Ainsi, ils se basent sur une décision de 2008 du Tribunal de Grande Instance de Nancy où le juge a trouvé que l’imprévisibilité de la maladie de dengue n’était pas avérée « en raison du caractère endémo-épidémique de cette maladie dans cette région ».
De même, en 2010, la Cour d’appel de Nancy, CA Nancy du 22 novembre 2010, RG n° 09/00003, a estimé que la maladie de dengue a concerné environ 5% de la population et que le caractère irrésistible n’était pas établi en ce qu’il était « possible de se protéger des piqûres de moustiques par des mesures importantes de protection individuelles ».

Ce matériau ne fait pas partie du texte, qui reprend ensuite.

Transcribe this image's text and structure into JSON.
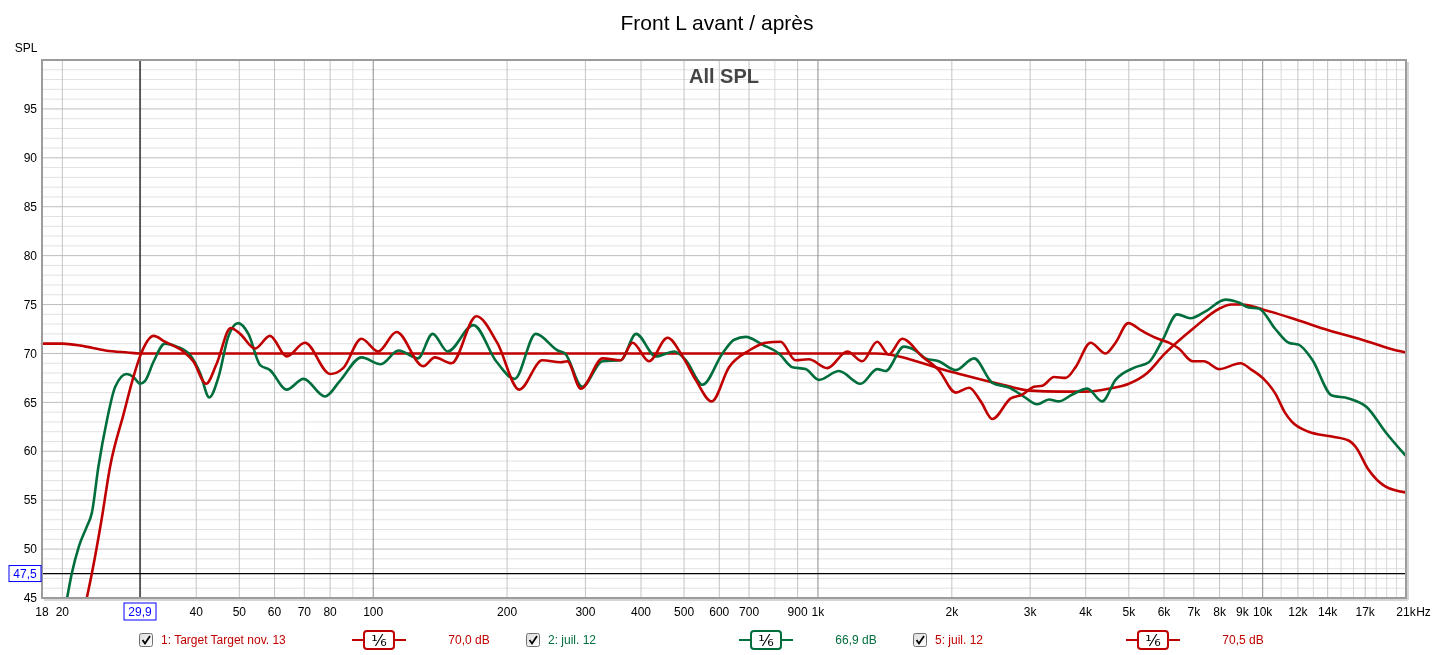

Enfin, pour le virus chikungunya, la Cour d’appel de Basse Terre, CA Basse-Terre du 17 décembre 2018, RG n°17/00739 a jugé que : « la présence du virus chikungunya, en dépit de ses caractéristiques […] et de sa prévalence dans l’arc antillais […], cet événement ne comporte pas les caractères de la force majeure au sens des dispositions de l’article 1148 du Code civil. En effet, cette épidémie ne peut être considérée comme ayant un caractère imprévisible et surtout irrésistible puisque dans tous les cas, cette maladie soulagée par des antalgiques est généralement surmontable (les intimés n’ayant pas fait état d’une fragilité médicale particulière) et que l’hôtel pouvait honorer sa prestation durant cette période »
Pour les défenseurs de cette assertion, le Covid-19 ne peut donc être une force majeure justifiant une rupture de contrat.
Pour ceux qui réfutent la position ci-dessus, ils affirment que la Cour d’appel de Nancy s’étant appuyé sur la non gravité de l’épidémie de la dengue pour ne pas admettre la force majeure, le Covid-19 est par contre une pandémie c’est-à-dire une épidémie qui atteint un grand nombre de personnes, dans une zone géographique très étendue.
Une maladie qui a même provoqué en une journée, le vendredi 27 mars 2020, environ 1.000 en Italie.
De plus, il n’existe aucun vaccin pour prévenir le Covid-19 ; Un virus qui mute sans cesse, d’où le caractère imprévisible de cette pandémie.
En Afrique et particulièrement en Côte d’Ivoire par exemple, il n’y a certes pas autant de morts qu’en Italie, en Espagne ou en France… mais un juge de la Cour d’appel d’Aix en Provence, CA Aix-en-Provence du 3 mai 2006, JurisData n°2006-306944, sans attendre la virulence d’une épidémie, a admis le caractère de force majeure lorsqu’un hôtelier et une agence de voyage ont fermé un baby-club parce que deux clients seulement ont eu une gastro-entérite puisqu’ils ne pouvaient pas savoir si la maladie allait toucher d’autres personnes.
Les mesures de non rassemblements, de couvre-feu et autres restrictions empêchant le fonctionnement normal des activités confortent ceux qui estiment que nous sommes en face d’un cas de force majeure.
C’est ainsi que le, le 28 février 2020, le gouvernement français a annoncé que le Covid-19 est un cas de force majeure pour les marchés publics de l’État ; Exonérant de ce fait, de pénalités de retard en cas d’inexécution, les entreprises cocontractantes directement impactées.
Dans tous les cas, l’appréciation du cas de force majeure appartient au juge.